I was also thinking about quotes, I find that the settings.conf file needs quotes around the values since it's a json structure. Do you use quotes in your systemd configuration? Because I did not in my docker-compose file: I used it as a key value struct HC_HASS_API_PASSWORD=token.token.token

Anyways, the fact that you get the entities and can restart HA tells us, that the configurator knows about the token and is using it. For listening to the events across the websocket, the token just populates the corresponding field in the UI. The connection itself is established completely client-side in the browser.

Yes, the API is now working and I can do things. On the websocket however I noticed that in the situation where I populated the token via environment variables in docker the password field was also pre-filled. This furthermore pushed me into thinking using quotes around the value or not, since it was pre-filled but not allowing connections.

Do you have valid certificates? And which browser are you using? I have seen before, that secure websocket connections fail in Firefox if it's not a trusted certificate. To resolve this, you have to manually browse to the API URL (with https instead of wss) to be able to add an exception for the untrusted certificate.

Yes; running letsencrypt on a local RPI. I am using Chrome browsers across several devices (windows and Linux based).

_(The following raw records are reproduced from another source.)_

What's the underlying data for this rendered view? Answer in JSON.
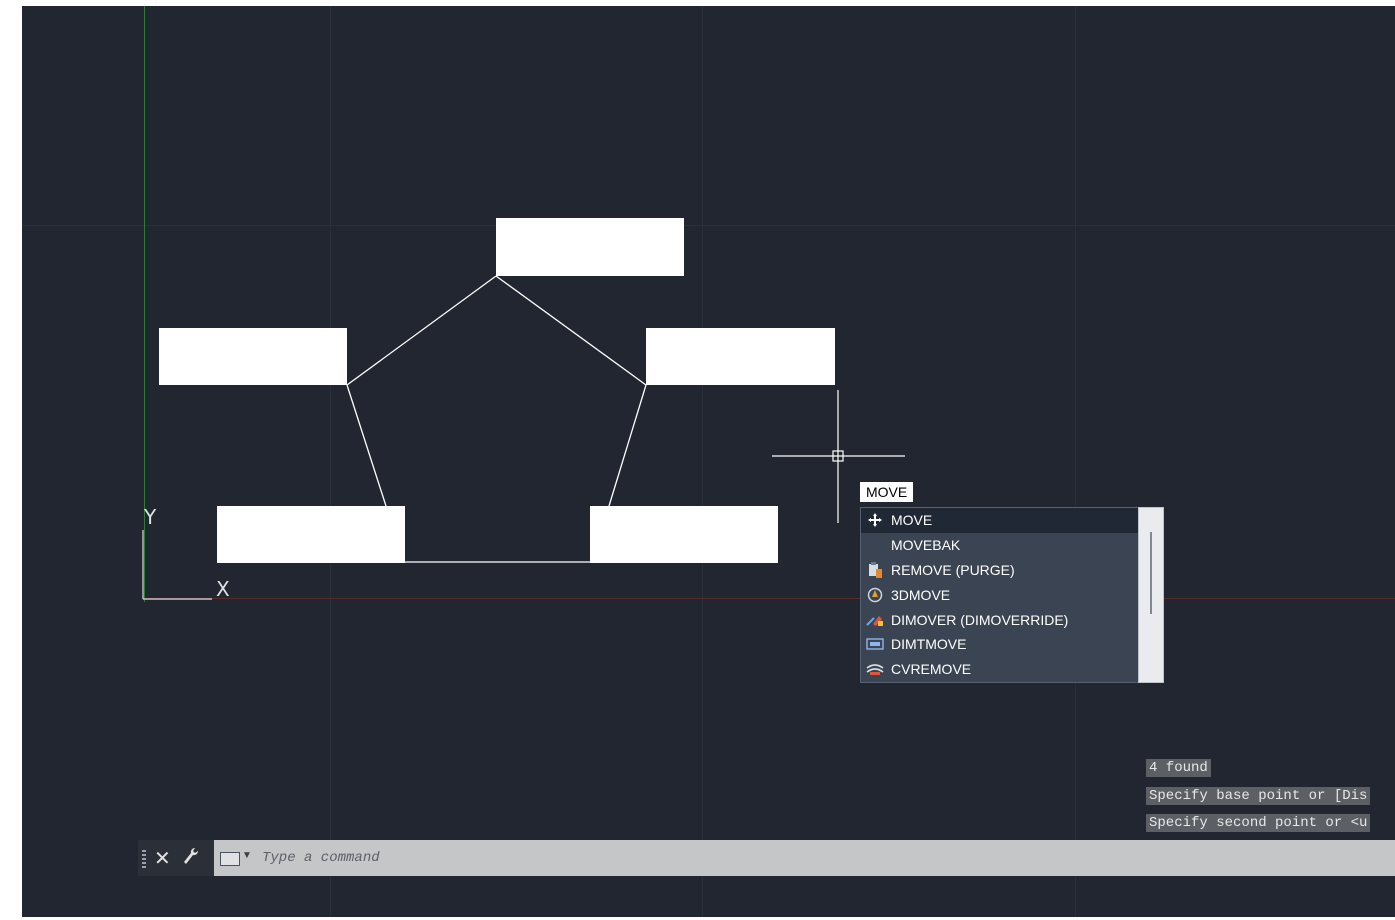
{
  "tooltip": {
    "label": "MOVE"
  },
  "suggestions": [
    {
      "label": "MOVE",
      "icon": "move-arrows-icon",
      "selected": true
    },
    {
      "label": "MOVEBAK",
      "icon": "",
      "selected": false
    },
    {
      "label": "REMOVE (PURGE)",
      "icon": "purge-icon",
      "selected": false
    },
    {
      "label": "3DMOVE",
      "icon": "3dmove-icon",
      "selected": false
    },
    {
      "label": "DIMOVER (DIMOVERRIDE)",
      "icon": "dimoverride-icon",
      "selected": false
    },
    {
      "label": "DIMTMOVE",
      "icon": "dimtmove-icon",
      "selected": false
    },
    {
      "label": "CVREMOVE",
      "icon": "cvremove-icon",
      "selected": false
    }
  ],
  "history": {
    "line1": "4 found",
    "line2": "Specify base point or [Dis",
    "line3": "Specify second point or <u"
  },
  "command_line": {
    "placeholder": "Type a command"
  },
  "ucs": {
    "x_label": "X",
    "y_label": "Y"
  },
  "colors": {
    "canvas": "#212630",
    "y_axis": "#2f7a38",
    "x_axis": "#5a2a2a",
    "drawing": "#ffffff"
  }
}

In general you should have a look at the JavaScript console of your browser for further hints.

I will, but I got distracted by some other things that needed my attention that I dropped this yesterday. I will do some more debugging and report back with my findings (if any).

danielperna84 commented 4 years ago

I was also thinking about quotes, I find that the settings.conf file needs quotes around the values since it's a json structure. Do you use quotes in your systemd configuration? Because I did not in my docker-compose file: I used it as a key value struct HC_HASS_API_PASSWORD=token.token.token

The quotes in the file are required because it's a JSON file. It would be a syntax error to have a string without quotes. For the env-variable you don't need quotes, and I don't have quotes in my unit-file.

Yes, the API is now working and I can do things. On the websocket however I noticed that in the situation where I populated the token via environment variables in docker the password field was also pre-filled.

If the value is not prefilled, the API shouldn't work as well. If it does, then that's because you have configured HA to always allow connections from certain locations. The token used to communicate with the API and the prefilled value in the UI are exactly the same. So if one is missing, the other is missing too. So if one is working and the other is not, it must be a policy-thing outside of the scope of the configurator.